A Cook County special prosecutor Tuesday dropped murder charges against two men who claimed they were beaten by detectives trained by disgraced Chicago Police Cmdr. Jon Burge.

Corey Batchelor and Kevin Bailey were teenagers and close friends when they landed at the Area 2 headquarters in 1989 as suspects in the murder of Lula Mae Woods. There, both men have said for nearly 30 years, they were beaten by detectives who had worked under Burge— who had been transferred to Area 3— and confessed to stabbing Woods.

Tuesday, the two men embraced in Judge Alfredo Maldonado’s courtroom, as the judge announced their convictions were vacated and special prosecutors had dropped the case against them. Batchelor, now 48, had been paroled in 2004, but had worked with lawyers from University of Chicago Law School’s Exoneration Project to see Bailey freed as well. Batchelor, his eyes brimming with tears, whispered to Bailey as Bailey was led from the courtroom.

“I told him ‘aren’t you glad I didn’t give up?'” Batchelor told reporters in the lobby of the Leighton Criminal Court Building after the hearing.

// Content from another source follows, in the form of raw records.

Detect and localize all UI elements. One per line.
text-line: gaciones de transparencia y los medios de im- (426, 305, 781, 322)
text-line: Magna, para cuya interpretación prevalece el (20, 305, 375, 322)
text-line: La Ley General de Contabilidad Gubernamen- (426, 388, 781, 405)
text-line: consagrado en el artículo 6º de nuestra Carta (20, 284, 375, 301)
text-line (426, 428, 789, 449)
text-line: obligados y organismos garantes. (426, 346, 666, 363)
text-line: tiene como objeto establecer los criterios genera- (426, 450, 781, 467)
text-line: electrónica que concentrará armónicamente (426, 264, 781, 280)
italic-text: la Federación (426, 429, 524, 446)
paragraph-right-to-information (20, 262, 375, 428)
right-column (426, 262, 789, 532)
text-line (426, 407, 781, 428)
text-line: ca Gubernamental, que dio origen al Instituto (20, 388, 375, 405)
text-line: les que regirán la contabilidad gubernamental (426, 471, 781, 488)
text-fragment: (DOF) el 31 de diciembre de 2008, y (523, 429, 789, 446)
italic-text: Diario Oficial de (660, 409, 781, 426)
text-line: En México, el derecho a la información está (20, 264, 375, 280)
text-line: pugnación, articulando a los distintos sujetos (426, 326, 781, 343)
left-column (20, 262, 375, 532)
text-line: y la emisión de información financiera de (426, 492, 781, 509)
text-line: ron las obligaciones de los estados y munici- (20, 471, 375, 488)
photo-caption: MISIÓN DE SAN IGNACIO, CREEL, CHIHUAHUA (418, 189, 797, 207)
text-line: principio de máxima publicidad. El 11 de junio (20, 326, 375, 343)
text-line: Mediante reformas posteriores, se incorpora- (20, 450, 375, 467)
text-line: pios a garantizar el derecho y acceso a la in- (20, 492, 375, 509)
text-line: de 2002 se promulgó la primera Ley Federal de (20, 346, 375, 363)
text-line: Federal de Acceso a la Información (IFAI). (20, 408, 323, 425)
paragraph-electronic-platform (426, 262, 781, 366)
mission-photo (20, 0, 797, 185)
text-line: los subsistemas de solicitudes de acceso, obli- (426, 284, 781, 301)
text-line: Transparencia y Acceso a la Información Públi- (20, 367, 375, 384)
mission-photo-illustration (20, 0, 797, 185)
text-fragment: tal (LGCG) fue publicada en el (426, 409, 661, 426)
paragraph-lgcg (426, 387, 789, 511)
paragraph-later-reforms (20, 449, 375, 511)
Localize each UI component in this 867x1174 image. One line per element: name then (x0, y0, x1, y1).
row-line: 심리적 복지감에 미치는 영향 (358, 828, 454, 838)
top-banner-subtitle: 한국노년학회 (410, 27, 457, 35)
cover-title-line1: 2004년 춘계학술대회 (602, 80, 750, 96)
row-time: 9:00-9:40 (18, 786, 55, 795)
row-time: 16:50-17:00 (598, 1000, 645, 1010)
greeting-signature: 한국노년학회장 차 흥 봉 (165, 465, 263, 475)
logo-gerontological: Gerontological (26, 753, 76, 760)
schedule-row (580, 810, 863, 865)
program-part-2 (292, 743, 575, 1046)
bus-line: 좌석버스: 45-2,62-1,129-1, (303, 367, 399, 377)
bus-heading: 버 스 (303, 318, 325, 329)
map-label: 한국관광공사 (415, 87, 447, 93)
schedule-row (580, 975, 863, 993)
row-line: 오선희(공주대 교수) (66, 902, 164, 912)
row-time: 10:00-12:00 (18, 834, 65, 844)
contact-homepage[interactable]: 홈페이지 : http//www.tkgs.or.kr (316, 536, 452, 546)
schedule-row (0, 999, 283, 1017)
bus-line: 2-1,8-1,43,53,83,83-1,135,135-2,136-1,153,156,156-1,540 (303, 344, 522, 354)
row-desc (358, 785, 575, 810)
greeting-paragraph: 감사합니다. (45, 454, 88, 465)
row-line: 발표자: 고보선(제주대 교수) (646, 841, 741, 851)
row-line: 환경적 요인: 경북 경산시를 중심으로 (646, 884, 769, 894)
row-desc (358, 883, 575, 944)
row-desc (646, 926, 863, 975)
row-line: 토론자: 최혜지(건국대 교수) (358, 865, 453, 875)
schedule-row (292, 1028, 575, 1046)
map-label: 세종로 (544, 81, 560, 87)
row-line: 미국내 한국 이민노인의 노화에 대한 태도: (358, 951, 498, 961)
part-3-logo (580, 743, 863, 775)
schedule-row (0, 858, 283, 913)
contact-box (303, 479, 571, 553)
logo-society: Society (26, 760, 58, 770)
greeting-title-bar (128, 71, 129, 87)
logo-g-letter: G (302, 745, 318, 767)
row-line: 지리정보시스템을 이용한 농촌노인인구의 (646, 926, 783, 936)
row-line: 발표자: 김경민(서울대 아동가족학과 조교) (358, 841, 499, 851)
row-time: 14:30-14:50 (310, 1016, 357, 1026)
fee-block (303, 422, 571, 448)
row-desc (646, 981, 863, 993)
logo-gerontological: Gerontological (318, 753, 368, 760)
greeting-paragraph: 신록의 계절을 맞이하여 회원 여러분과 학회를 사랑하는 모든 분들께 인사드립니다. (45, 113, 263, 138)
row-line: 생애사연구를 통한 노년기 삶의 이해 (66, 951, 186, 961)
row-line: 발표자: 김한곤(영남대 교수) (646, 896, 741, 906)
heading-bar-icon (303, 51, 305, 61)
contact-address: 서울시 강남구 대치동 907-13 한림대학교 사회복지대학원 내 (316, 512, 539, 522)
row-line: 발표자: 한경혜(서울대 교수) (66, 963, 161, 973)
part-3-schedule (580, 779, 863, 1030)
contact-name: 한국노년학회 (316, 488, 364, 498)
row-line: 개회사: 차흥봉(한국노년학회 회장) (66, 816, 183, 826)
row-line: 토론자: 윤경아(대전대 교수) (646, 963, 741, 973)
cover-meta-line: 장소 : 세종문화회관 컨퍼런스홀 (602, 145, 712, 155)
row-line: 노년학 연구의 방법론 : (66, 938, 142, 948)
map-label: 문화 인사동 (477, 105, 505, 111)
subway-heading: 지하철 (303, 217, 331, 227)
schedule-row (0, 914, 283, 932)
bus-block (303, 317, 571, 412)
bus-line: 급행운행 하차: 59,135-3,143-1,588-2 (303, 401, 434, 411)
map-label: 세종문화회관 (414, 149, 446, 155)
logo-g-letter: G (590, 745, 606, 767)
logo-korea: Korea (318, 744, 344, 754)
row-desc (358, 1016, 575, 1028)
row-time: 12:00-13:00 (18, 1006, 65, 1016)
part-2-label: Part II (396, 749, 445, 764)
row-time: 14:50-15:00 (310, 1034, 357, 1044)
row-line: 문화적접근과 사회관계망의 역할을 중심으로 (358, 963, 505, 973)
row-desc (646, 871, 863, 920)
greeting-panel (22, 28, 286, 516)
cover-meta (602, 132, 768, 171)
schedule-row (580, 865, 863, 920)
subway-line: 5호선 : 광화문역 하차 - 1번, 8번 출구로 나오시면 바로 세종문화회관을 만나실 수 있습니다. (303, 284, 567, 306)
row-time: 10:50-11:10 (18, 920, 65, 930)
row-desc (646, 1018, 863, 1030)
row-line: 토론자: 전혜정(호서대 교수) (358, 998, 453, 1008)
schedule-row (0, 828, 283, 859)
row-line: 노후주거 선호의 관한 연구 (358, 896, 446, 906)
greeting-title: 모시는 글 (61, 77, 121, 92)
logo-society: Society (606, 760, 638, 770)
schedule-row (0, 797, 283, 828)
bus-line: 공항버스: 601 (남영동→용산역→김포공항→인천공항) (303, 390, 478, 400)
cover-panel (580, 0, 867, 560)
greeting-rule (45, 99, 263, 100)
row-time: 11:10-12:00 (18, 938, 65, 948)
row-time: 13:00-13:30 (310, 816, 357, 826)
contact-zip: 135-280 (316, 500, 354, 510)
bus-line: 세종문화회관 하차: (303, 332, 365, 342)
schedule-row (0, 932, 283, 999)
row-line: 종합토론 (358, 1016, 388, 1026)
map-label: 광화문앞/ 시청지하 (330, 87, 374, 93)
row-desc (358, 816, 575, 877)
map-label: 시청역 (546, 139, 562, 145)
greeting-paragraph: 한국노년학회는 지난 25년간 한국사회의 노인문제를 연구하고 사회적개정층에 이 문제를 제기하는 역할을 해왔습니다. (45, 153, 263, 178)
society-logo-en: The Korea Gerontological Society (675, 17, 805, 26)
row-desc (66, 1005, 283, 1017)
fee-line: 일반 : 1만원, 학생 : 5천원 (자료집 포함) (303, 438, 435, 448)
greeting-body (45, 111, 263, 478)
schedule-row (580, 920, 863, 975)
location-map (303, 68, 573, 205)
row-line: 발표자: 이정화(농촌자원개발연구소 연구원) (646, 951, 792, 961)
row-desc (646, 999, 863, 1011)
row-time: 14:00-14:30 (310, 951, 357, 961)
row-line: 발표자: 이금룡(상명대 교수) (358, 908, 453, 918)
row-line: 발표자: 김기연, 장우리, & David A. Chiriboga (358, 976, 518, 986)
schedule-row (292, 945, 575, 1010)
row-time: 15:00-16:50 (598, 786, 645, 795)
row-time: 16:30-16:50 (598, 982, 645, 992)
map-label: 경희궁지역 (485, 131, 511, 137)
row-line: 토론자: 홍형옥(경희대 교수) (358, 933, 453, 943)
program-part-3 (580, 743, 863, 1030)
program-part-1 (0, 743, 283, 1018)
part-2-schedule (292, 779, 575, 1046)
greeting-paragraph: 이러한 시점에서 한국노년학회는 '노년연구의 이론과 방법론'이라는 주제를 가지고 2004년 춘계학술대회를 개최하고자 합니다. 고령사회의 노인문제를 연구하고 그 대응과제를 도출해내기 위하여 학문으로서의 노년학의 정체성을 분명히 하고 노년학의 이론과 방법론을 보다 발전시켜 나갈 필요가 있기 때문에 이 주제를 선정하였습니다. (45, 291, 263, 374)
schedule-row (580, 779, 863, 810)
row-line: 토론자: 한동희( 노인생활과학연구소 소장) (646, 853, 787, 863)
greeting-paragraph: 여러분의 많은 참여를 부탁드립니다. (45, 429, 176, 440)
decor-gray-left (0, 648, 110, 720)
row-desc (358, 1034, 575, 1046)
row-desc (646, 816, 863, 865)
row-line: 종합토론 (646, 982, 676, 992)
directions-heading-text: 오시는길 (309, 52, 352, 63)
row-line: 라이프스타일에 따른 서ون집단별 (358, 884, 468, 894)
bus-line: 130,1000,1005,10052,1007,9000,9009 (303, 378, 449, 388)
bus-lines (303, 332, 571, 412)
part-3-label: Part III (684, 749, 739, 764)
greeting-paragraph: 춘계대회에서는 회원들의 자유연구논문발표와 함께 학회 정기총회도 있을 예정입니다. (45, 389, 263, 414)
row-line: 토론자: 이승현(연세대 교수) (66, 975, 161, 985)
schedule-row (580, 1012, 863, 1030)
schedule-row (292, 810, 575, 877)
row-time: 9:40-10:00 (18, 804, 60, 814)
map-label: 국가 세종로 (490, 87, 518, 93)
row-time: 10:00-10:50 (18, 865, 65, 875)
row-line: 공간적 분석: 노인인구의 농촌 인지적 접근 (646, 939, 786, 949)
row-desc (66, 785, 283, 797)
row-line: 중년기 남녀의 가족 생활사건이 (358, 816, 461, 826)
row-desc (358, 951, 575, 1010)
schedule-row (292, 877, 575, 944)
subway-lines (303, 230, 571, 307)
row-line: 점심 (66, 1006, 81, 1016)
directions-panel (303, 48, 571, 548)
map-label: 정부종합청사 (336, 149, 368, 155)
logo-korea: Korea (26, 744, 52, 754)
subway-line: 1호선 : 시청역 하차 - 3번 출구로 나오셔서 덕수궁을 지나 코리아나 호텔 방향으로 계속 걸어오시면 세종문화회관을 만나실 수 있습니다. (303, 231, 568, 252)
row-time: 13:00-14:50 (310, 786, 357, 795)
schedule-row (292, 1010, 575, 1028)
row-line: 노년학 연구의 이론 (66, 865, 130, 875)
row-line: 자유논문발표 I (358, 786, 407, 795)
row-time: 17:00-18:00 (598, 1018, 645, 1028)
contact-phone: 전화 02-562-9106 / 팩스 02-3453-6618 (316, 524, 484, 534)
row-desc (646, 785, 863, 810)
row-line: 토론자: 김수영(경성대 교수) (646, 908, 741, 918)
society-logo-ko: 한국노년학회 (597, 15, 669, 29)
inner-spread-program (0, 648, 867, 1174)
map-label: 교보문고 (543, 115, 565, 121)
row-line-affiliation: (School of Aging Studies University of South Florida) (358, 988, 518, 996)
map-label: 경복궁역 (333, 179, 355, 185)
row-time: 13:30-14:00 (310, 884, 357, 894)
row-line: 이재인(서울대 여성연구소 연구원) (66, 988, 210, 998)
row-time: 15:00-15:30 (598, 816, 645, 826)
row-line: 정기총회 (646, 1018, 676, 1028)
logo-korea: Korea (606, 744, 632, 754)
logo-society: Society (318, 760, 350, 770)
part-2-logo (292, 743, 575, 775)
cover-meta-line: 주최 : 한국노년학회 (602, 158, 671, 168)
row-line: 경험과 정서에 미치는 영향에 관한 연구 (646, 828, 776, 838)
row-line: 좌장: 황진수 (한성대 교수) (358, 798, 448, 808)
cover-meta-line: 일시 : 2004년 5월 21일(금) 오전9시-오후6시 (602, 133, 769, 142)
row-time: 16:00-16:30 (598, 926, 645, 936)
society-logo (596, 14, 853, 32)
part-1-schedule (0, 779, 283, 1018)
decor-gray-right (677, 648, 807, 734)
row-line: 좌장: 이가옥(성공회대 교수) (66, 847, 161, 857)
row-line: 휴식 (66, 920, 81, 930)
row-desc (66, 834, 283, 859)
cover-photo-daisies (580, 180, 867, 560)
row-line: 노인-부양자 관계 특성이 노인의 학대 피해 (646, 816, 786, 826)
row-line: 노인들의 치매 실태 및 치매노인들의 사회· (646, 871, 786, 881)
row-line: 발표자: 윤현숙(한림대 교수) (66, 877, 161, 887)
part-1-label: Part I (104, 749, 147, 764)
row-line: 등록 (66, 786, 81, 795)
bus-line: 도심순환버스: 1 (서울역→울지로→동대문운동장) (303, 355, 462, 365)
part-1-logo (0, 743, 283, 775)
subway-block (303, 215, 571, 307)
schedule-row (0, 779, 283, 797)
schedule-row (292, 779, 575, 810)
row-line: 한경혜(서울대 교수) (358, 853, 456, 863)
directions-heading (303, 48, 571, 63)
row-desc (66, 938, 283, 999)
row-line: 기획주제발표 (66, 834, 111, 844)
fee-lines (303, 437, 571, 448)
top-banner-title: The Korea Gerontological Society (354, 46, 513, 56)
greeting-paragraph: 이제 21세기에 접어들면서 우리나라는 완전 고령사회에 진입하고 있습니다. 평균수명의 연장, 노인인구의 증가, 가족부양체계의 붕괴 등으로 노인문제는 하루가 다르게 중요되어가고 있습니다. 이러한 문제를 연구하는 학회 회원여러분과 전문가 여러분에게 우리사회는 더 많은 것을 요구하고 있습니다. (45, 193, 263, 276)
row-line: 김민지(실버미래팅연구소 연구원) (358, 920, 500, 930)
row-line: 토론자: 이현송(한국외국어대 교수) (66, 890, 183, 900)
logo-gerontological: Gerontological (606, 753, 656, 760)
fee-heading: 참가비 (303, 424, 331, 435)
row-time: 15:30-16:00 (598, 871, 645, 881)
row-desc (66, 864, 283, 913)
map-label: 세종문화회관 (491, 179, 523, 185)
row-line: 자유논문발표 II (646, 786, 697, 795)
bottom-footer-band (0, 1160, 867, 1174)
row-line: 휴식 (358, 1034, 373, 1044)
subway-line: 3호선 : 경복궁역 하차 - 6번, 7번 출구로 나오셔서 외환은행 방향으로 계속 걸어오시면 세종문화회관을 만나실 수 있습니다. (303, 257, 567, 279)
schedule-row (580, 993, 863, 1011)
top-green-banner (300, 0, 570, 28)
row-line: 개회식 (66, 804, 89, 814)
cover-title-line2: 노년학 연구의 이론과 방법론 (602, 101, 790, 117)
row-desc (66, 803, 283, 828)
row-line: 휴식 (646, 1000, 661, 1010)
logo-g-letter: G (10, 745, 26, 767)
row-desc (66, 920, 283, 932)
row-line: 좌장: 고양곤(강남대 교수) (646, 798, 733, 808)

Bailey, who served nearly 30 years of an 80-year sentence, was released Tuesday afternoon from Stateville prison.

(Left to right) Corey Batchelor, Keith Bailey and Kevin Bailey have an emotional reunion after Kevin was released from Statesville Correctional Center on Tuesday, January 30, 2018. | Paul J. Bergstrom/For the Sun-Times

Special Prosecutor Robert Milan began a review of the case in June, and said a seven month-long review of thousands of pages of court records, police reports, and dozen of interviews, did not yield evidence that could prove the two men’s guilt. However, their deal with Milan bars Bailey and Batchelor from seeking a certificate of innocence, which would potentially entitle the two men to a payout from the state. The two men also can not apply for funds as Burge torture victims, because Burge had transferred out of Area 2 by the time of their interrogation.

Woods, the wife of a retired Chicago Police officer, was found dead inside her South Side garage in June 1992.

The two men were interrogated by Area 2 detectives after Burge already had moved on to work in Area 3, but they maintained they were beaten by detectives until they confessed to Woods’ murder. Batchelor was punched, kicked and slammed against a wall during a 27-hour interrogation that ended with his confessing to the murder. Bailey confessed after 12 hours of questioning and similar abuse. DNA evidence analyzed more recently showed that DNA on a hat found under Woods’ body and a bloody towel at the scene, had not come from either Bailey or Batchelor.

Special Prosecutor Milan’s statements in court made no mention of the abuse allegations, and a Cook County judge had ruled that the DNA evidence alone was not compelling enough to overturn the convictions. Lawyers for the two men said Bailey and Batchelor maintained their innocence and had claimed they were beaten since they were arrested, and still may pursue civil lawsuits over their convictions.

Tuesday, hearing that his record had been cleared and his friend, Bailey, was coming home, was enough for Batchelor.

“To finally just hear those words that I always knew in that same exact building behind us in 1989, that no matter what happens, before I leave this earth, I will leave an innocent man, or at least I will die trying,” he said.

Burge was fired from CPD in 1993, and more than a decade later was sentenced to serve prison time on federal perjury charges for denying allegations of abuse raised in a civil lawsuit.